Here is a sample image of that plot:
This module can be used to test whether a dice gives us values in a random manner. Hence, the die wouldn't be biased. This is implemented using a kind of hypothesis statistical check called "run test". It will need an input sequence of values drawn from the same dice, then it will output a table indicating some statistical info about the hypothesis test.

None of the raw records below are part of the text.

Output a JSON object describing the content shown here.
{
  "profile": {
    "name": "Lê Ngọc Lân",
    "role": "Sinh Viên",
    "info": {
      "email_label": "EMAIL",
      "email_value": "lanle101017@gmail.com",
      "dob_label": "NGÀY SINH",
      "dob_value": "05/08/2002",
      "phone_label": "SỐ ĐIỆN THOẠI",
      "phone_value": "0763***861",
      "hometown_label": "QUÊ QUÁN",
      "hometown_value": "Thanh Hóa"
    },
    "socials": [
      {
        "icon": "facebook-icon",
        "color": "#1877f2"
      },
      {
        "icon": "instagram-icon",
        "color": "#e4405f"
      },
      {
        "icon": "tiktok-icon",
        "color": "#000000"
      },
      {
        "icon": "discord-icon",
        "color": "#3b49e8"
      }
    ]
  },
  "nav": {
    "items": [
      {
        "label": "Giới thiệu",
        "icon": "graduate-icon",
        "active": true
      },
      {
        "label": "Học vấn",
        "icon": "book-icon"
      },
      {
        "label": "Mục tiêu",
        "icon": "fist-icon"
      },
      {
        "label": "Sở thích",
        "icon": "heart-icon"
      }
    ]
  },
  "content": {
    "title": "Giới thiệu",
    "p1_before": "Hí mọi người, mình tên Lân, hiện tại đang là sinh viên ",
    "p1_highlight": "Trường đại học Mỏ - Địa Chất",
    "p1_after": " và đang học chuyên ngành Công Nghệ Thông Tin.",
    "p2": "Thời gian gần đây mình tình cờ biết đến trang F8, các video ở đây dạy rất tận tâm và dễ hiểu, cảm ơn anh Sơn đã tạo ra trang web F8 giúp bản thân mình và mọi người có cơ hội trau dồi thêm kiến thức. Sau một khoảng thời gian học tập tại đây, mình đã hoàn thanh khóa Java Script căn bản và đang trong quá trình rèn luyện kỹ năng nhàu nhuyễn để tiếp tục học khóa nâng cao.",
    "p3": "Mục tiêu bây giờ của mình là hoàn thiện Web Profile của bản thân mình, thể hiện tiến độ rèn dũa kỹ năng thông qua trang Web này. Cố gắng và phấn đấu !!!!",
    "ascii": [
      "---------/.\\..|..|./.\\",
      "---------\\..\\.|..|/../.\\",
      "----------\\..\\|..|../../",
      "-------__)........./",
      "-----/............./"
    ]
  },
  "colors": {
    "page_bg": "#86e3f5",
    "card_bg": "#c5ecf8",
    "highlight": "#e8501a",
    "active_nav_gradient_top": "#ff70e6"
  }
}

Finally, it will tell us whether we can consider the sample to be random or not (for this dice and given a level of significance, which by default is 0.05)
A couple examples of its use from me using this tool to test my d20s:
$ python src/dice_randomness_check.py 17 16 14 5 19 9 3 5 12 14 12 12 2 8 18 10 5 19 1 9 12
+------------------------------------------+-------------------------------------------------------------+
| Values | [17, 16, 14, 5, 19, 9, 3, 5, 14, 2, 8, 18, 10, 5, 19, 1, 9] |
| Z-statistic value | 0.13716898705776417 |
| P-value | 0.890897223907666 |
| Significance level | 0.05 |
| Can we assume that the sample is random? | True |
+------------------------------------------+-------------------------------------------------------------+
$ python src/dice_randomness_check.py 2 20 5 7 4 11 17 15 20 9 20 3 17 1 2 20 17 14 16 8 2 7
+------------------------------------------+-------------------------------------------------------------------------------+
| Values | [2, 20, 5, 7, 4, 11, 17, 15, 20, 9, 20, 3, 17, 1, 2, 20, 17, 14, 16, 8, 2, 7] |
| Z-statistic value | -0.21846572437632572 |
| P-value | 0.8270662613117976 |
| Significance level | 0.05 |
| Can we assume that the sample is random? | True |
+------------------------------------------+-------------------------------------------------------------------------------+
Note: We cannot be 100% sure of our hypothesis (H0: the dice isn't biased, hence the sample is random). We can say that we don't have enough evidence to reject this hypothesis. So, we can say that with this level of significance, we can assume that the sample is random and the dice is not biased.